What could feed humanity if a catastrophe like nuclear war blotted out the sun? One of the best options, scientists say, is seaweed.
If nuclear war broke out, burning cities and forests could emit 150 million tonnes of soot, according to previous research, dimming the sun. Temperatures could drop by 9°C (16°F) and global food production from agriculture could decline 90 per cent in the first year of nuclear winter.
Florian Ulrich Jehn at the Alliance to Feed the Earth in Disasters and his colleagues modelled how well seaweed would fare around the world under this scenario. They found that seaweed would still be able to grow up to 13 per cent per day in places such as the east Pacific.
Within nine to 14 months, seaweed cultivated on ropes between buoys could meet up to 15 per cent of the food currently eaten by humans, 10 per cent of animal feed and 50 per cent of biofuel production, according to the simulation. Expanded seaweed cultivation could avert up to 1.2 billion deaths from starvation, the team estimates.
“We will need food, and we will need a lot of it because our current food system won’t work any more,” says Jehn. “[Seaweed] is definitely one of the top candidates for a quick upscaling.”
The tropics and some of the subtropics would still have enough warmth and light for the growth of some land crops as well as seaweed, which is typically limited by nutrient availability. In a nuclear winter, cooling surface waters would sink and force nutrient-rich deep waters to rise. That would vastly expand the area suitable for growing seaweed like Gracilaria tikvahiae, a red alga that is already farmed for food in Asia.
An asteroid or comet impact or a large volcanic eruption could similarly disrupt our food systems by occluding sunlight. For example, there were widespread crop failures across the northern hemisphere in 1816, known as the “year without a summer”, after the eruption of Mount Tambora in present-day Indonesia.

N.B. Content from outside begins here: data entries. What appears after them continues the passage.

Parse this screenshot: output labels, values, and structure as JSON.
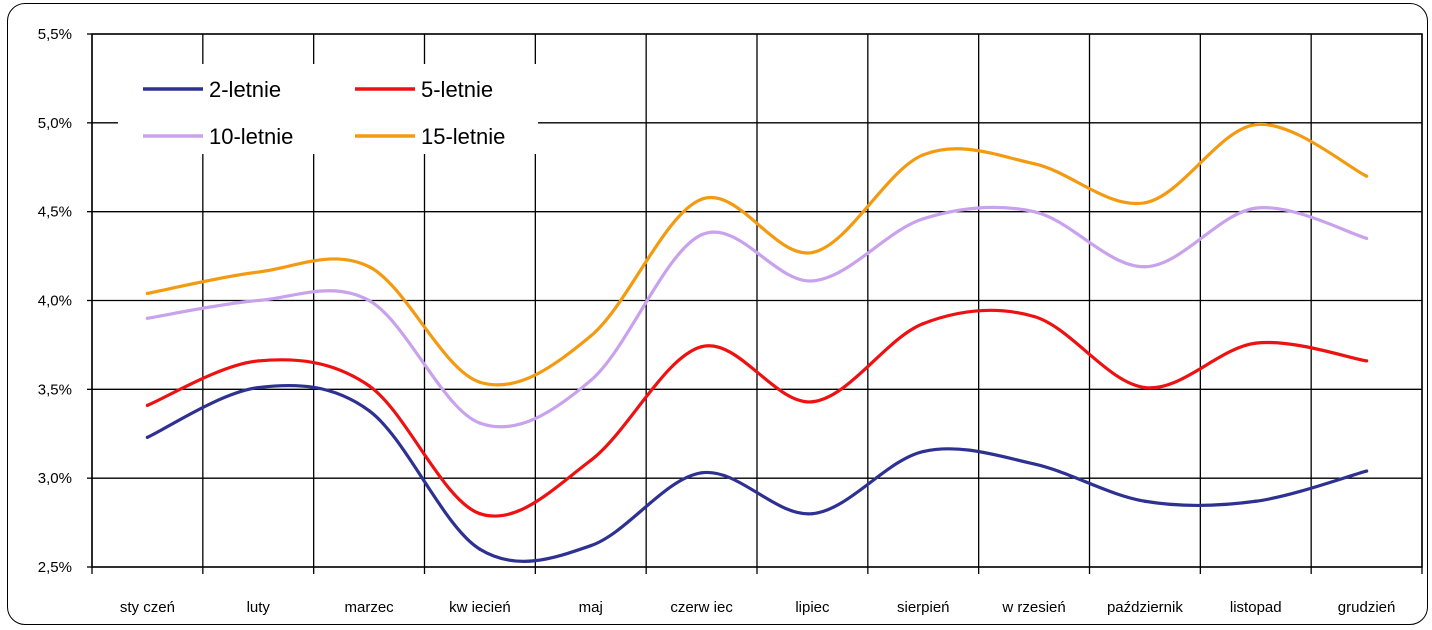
{
  "chart_data": {
    "type": "line",
    "title": "",
    "xlabel": "",
    "ylabel": "",
    "categories": [
      "sty czeń",
      "luty",
      "marzec",
      "kw iecień",
      "maj",
      "czerw iec",
      "lipiec",
      "sierpień",
      "w rzesień",
      "październik",
      "listopad",
      "grudzień"
    ],
    "y_ticks": [
      "2,5%",
      "3,0%",
      "3,5%",
      "4,0%",
      "4,5%",
      "5,0%",
      "5,5%"
    ],
    "y_tick_values": [
      2.5,
      3.0,
      3.5,
      4.0,
      4.5,
      5.0,
      5.5
    ],
    "ylim": [
      2.5,
      5.5
    ],
    "grid": true,
    "legend_position": "top-left",
    "series": [
      {
        "name": "2-letnie",
        "color": "#2e3191",
        "values": [
          3.23,
          3.51,
          3.38,
          2.6,
          2.62,
          3.03,
          2.8,
          3.15,
          3.08,
          2.87,
          2.87,
          3.04
        ]
      },
      {
        "name": "5-letnie",
        "color": "#ee1111",
        "values": [
          3.41,
          3.66,
          3.52,
          2.8,
          3.1,
          3.74,
          3.43,
          3.87,
          3.91,
          3.51,
          3.76,
          3.66
        ]
      },
      {
        "name": "10-letnie",
        "color": "#c8a2ec",
        "values": [
          3.9,
          4.0,
          4.0,
          3.31,
          3.55,
          4.37,
          4.11,
          4.46,
          4.5,
          4.19,
          4.52,
          4.35
        ]
      },
      {
        "name": "15-letnie",
        "color": "#f39a11",
        "values": [
          4.04,
          4.16,
          4.19,
          3.54,
          3.8,
          4.57,
          4.27,
          4.82,
          4.77,
          4.55,
          4.99,
          4.7
        ]
      }
    ]
  }
}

The best preparation is to start producing more seaweed now, says Jehn.
A 2023 United Nations report found that farmed seaweed is a low-carbon source of protein and other nutrients that could boost food security. But it also warned that seaweed can absorb dangerous levels of heavy metals in polluted waters. And while a 10 per cent seaweed diet provided beneficial amounts of iodine, excessive intake “has the potential for adverse health effects”, the report said.

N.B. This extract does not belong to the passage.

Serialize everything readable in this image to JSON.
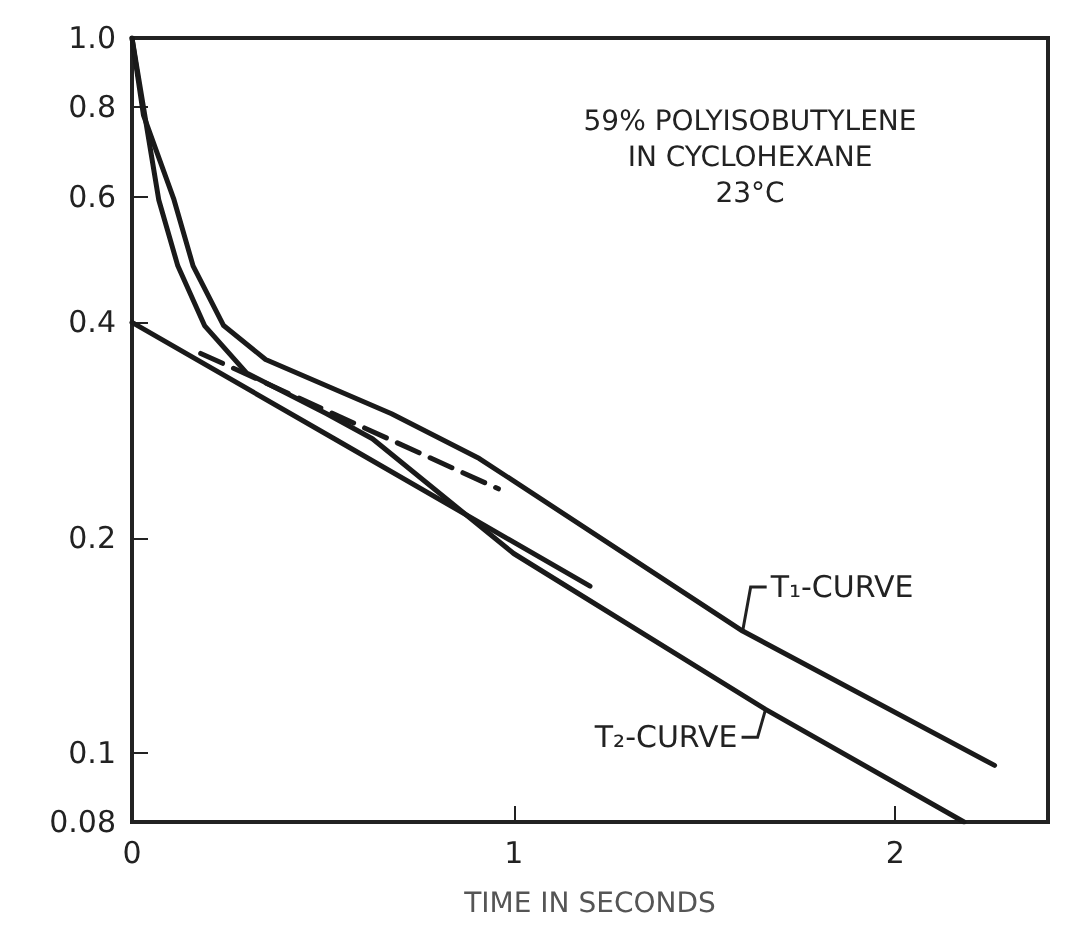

Halley Froehlich at the University of California, Santa Barbara, says that although additional seaweed production could make our food system more resilient, it is still highly uncertain how many people it could feed after a nuclear war. Scaling up would require massive amounts of spores to seed the ropes for the farms, as well as human labour that may not be available.
“Some seaweeds might thrive under eutrophic [nutrient-rich] and radioactive conditions, but it’s much harder for people,” says Froehlich.